Methods: This paper uses the national representative 2011 WHO Study on Global AGEing and Adult Health China data. Our analytical sample includes 13,408 participants aged 50 and older. Given the very different social and policy structures in urban and rural China, all analyses are conducted separately for the two areas. The dependent variables of social capabilities include four dimensions: difficulties in dealing with conflicts and maintaining relationship with others, feeling free to express oneself, sense of safety in neighborhood, and self-perceived health status. The key independent variables are wealth and health, measured respectively by the natural logarithm of household per capita annual income and a composite score calculated from 22 dimensions of physical functioning.
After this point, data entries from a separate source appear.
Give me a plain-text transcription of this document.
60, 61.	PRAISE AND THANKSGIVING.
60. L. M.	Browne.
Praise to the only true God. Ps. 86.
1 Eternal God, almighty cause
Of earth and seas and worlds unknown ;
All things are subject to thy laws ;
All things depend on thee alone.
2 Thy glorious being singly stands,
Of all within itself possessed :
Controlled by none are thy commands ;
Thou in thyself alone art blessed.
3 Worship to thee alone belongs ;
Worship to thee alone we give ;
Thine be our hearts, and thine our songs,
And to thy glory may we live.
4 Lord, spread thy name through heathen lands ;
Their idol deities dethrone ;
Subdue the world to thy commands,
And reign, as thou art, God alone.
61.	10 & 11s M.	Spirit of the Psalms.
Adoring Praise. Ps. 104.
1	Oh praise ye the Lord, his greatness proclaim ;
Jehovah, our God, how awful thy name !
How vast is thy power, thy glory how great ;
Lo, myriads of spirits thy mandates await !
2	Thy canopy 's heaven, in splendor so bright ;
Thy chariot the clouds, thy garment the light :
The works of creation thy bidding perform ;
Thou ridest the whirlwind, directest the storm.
A rich array of individual and household sociodemographic characteristics are controlled for in all analyses.

The two mediators of social resources include community participation and sense of trust with colleagues, neighbors, and strangers. The Sobel-Goodman mediation test helps examine the possible relationship mechanisms among variables. The mediation analysis not only provides evidence on whether wealth and health have both direct and indirect effects on social capabilities among older adults in China, but also what proportion of the total effects are accounted for by the mediating role of social resources.

Results: Our preliminary results show that older adults with higher educational attainment, higher household income, better physical and mental functioning, and living in urban areas had greater social capital and better health status. Specifically, those with more frequent community participation, a higher sense of safety and trust, and better physical functioning had higher scores of social capabilities. Our mediation analysis results show that the intensity of social resources accounts for a substantial proportion of the effects of wealth and health on social capabilities, but wealth and health still have strong, positive direct effects of their own.

Conclusions and Implications: Results of this study provide important implications for social policy interventions and service provisions for the rapidly growing older population in China as well as in other countries. More social intervention programs should be designed to enhance older adults’ human capital and social resources.